During her 20 year career, Sue Bird made 13 All-Star appearances and was named to eight All-WNBA teams. 

HAYDEN STINCHFIELD, Evergreen reporter

Five seconds left, the clock ticking. The Aces led by five and the Storm needed a miracle if they wanted their season to outlast the clock.

On the court for the Storm, one player felt the pressure even heavier than the rest. Point guard Sue Bird had the ball and if she could not make magic happen, those five seconds would become her last as a professional basketball player.

2022 WNBA MVP runner-up Breanna Stewart got open and Bird passed her the ball. The pass was on target, but Steward slipped and fell, the buzzer sounded and the season was over. A legendary career ended after 20 years, in about as uncharacteristic a way as it possibly could have.

On Sept. 6, the Seattle Storm lost in the semifinals to the Las Vegas Aces. Bird had eight points and eight assists, a respectable box score for her 20th season in the league. 

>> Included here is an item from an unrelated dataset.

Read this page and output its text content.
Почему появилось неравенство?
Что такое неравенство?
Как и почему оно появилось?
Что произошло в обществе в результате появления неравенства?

Watching Bird walk off the floor to chants of “Thank you, Sue”, it is hard not to reminisce on all she has done for the city. Coming in as the first overall pick in 2002, she joined a young team in a young league, who had not made the playoffs in their two seasons of existence. 

In her first season, Bird looked to change that and averaged 14.4 points and 6.0 assists while shooting 40% from three-point range, according to basketball-reference.com

While she did not win Rookie of the Year, she was voted to the All-Star and All-WNBA teams that year, something even the best rookies rarely do.

Bird continued to make those teams year-in and year-out. When she retired she did so with 13 All-Star appearances to her name and eight All-WNBA teams. 

While she never won an MVP, she was clearly a superstar player for most of two decades. This is reflected in both those All-Star and All-WNBA teams and in her appearances on every single Anniversary team the league has ever made, from the 10th to the 15th, 20th and 25th.

Bird’s success has not just come in the form of individual regular season accolades, as throughout her career she has only missed the playoffs three times and in her time in Seattle, the Storm has taken home four WNBA championships. 

With those four rings, Bird is tied with legends like Maya Moore and Cynthia Cooper for the most individual WNBA championships, according to thesportsgrail.com.

Most players with that many championships in any sport did it as part of a shorter dynasty, winning four titles in five to seven years. Bird is different, as her elite longevity allowed her to be part of title teams in 2004, 2010, 2018 and 2020. She proved that she could win with several different cores and it is clear that she was the key piece to establishing a winning culture in Seattle that will hopefully carry on even after she has retired.

“I’m proud of everything we’ve accomplished here. Of course I’m sad, but there’s happiness too, to be able to have a moment like that with the fans, to have them chant the way they did,” Bird said to ESPN after the game. “I know the tears don’t look like happy tears, but there’s a lot of happiness.”

While the ending was disappointing, it will soon be forgotten as Bird is cemented in basketball history as one of the greatest to ever do it and in Seattle history as the centerpiece of 20 years of dominance. She was not the only one who helped build the team up from the tough spot it was at when she got there, but she was the constant that stayed and made sure the team remained up there with the best of them. 

There will be a void on the roster for a while, but her impact will live on in every future championship the Storm take home. Her jersey will hang in the rafters of Climate Pledge Arena and she will not be forgotten, forever a Pacific Northwest basketball icon.